Why must every vector in V belongs to one of the generalised eigenspaces of $T: V \to V?$

Question

Why must every vector in V belongs to one of the generalised eigenspaces of $T: V \to V?$ Is there a simple proof for this? Can someone provide me with an intuition behind it?

Note that V is an algebraically closed field.

Answer 1

Assume that all the eigenvalues of $T$ are in the field of scalars of $V$ ( true if $k=\mathbb{C}$. Then $V$ is a direct sum of the generalized eigenspaces $V_{\lambda}$. That is, every vector can be written uniquely as $$v = \sum_{\lambda} v_{\lambda}$$

where $(T-\lambda)^{n_{\lambda}}v_{\lambda} = 0$. Note that any vector for which more than one component $v_{\lambda}$ is nonzero cannot belong to any $V_{\mu}$.

A very simple example is $T= \left( \begin{array}{cc} 1 &0 \\ 0 & 0 \end{array} \right)$. Consider $v = e_1 + e_2 = (1,0)+(0,1) = (1,1)$.

Answer 2

I think this comes down to understanding the characteristic polynomial.

Suppose that $PQ = 0$, where $P$ and $Q$ are relatively prime polynomials of $T$. Then $V = PV \oplus QV$. This is basically the Chinese Remainder Theorem, but we can see it directly: if $AP + BQ = 1$, then $v = APv+BPv$, and if $w \in PV \cap QV$, then $Pw = Qw = 0$, so $w = (AP+BQ)w = 0$.

Note that $P$ is invertible on $PV$, and $Q$ is invertible on $QV$.

So, if we completely factor the characteristic polynomial, we can decompose $V$ into summands $V_\lambda$ corresponding to the eigenvalues. Furthermore, each $V_\lambda$ has only $\lambda$ as an eigenvalue, because each $T-\tau$ is invertible on $V_\lambda$ when $\lambda \neq \tau$.
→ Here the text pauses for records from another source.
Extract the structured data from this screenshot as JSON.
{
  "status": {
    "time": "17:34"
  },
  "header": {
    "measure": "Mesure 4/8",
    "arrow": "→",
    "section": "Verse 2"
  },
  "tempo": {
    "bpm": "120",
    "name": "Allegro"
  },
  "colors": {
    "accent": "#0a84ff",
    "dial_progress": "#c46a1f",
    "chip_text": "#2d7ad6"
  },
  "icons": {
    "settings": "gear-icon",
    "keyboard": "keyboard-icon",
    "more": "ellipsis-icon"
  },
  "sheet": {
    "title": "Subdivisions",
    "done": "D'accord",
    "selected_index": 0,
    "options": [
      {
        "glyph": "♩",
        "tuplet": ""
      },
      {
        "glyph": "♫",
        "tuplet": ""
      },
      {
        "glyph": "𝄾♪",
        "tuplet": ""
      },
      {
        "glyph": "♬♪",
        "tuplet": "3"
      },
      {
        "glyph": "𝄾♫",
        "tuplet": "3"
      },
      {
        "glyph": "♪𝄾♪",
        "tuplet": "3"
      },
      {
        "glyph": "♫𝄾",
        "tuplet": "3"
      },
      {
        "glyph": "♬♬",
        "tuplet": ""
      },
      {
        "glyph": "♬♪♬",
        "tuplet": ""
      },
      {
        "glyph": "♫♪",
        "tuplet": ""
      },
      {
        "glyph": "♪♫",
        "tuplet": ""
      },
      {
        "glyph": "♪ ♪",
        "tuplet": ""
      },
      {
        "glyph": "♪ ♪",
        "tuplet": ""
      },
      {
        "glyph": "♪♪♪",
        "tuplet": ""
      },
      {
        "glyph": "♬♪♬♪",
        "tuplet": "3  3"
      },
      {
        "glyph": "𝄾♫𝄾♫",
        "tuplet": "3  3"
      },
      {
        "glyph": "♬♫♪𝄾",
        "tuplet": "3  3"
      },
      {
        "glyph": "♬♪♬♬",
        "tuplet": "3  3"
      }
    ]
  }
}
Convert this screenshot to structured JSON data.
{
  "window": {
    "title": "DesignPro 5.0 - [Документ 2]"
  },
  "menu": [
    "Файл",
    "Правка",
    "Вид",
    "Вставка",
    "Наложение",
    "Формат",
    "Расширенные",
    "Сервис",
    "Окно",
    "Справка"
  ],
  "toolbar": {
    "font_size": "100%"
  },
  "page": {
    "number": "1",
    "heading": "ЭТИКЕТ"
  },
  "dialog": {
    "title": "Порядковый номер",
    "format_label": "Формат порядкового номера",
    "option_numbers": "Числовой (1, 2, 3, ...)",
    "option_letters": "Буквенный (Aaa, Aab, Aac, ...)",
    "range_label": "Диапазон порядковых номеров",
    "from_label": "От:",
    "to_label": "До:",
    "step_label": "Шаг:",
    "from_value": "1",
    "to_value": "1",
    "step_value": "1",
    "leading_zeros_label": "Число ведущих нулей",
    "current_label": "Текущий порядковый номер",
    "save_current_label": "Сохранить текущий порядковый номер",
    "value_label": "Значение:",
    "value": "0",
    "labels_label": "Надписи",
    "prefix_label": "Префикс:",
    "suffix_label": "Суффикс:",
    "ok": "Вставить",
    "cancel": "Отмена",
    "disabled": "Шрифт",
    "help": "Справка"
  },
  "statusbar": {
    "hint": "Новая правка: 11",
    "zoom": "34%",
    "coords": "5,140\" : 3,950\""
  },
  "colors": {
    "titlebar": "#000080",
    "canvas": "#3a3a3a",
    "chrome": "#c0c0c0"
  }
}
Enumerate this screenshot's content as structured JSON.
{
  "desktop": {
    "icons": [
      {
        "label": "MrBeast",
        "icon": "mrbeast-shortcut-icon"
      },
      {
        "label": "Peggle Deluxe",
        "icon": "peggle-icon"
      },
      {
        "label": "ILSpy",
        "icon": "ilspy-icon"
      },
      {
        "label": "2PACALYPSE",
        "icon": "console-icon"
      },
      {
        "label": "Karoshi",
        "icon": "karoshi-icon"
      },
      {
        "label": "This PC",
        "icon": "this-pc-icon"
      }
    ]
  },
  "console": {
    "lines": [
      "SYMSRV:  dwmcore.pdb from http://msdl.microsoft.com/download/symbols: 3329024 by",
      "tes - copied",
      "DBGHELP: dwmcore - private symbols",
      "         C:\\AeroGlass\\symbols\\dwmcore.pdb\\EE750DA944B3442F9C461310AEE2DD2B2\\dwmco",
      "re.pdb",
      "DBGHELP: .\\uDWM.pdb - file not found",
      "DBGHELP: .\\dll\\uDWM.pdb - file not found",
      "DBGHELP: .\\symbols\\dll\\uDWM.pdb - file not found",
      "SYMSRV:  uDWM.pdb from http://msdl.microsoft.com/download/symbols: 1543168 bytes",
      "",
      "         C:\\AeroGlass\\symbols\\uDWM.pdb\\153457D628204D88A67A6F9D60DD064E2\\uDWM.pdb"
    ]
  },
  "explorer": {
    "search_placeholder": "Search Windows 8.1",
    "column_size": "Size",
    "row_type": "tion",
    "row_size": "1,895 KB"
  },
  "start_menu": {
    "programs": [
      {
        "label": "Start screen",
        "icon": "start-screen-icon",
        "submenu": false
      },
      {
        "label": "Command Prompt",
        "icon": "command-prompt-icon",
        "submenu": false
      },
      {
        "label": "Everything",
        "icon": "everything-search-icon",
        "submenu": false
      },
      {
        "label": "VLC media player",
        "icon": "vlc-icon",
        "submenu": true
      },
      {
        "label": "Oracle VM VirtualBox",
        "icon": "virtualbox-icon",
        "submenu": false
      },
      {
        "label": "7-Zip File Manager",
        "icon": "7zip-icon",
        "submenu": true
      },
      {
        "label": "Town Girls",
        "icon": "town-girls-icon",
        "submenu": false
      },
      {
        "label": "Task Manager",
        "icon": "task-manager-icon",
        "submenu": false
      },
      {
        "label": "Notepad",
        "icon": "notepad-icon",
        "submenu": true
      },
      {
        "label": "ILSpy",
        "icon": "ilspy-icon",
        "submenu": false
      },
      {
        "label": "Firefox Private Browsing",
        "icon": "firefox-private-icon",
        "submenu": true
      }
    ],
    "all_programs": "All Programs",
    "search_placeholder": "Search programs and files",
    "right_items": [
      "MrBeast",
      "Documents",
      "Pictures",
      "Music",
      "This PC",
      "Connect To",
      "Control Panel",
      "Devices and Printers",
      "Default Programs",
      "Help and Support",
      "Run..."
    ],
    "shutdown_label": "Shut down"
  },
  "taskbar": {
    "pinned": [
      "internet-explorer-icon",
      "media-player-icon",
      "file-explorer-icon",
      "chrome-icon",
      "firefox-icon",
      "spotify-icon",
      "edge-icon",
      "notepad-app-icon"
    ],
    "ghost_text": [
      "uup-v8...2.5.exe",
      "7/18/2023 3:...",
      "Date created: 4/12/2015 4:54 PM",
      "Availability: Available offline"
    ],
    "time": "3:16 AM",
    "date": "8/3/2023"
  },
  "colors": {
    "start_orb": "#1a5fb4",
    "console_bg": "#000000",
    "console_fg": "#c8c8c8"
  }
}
My claim is that $V_\lambda$ is exactly the generalized eigenspace, and we can go home happy.

One standard definition is that the generalized eigenspace of $\lambda$ is the set of vectors $v$ which lie in the kernel of some power of $T-\lambda$. Clearly any such vector lies in $V_\lambda$, because, again, $T-\lambda$ is invertible on the other factors. So we just need to show that every vector in $V_\lambda$ has this property.

But this is straightforward: on $V_\lambda$, the only eigenvalue of $T$ is $\lambda$. There are many ways to see, from this fact, that $T-\lambda$ is nilpotent, but one way is to look at its characteristic polynomial. Another is to notice that each successive application must lower the dimension.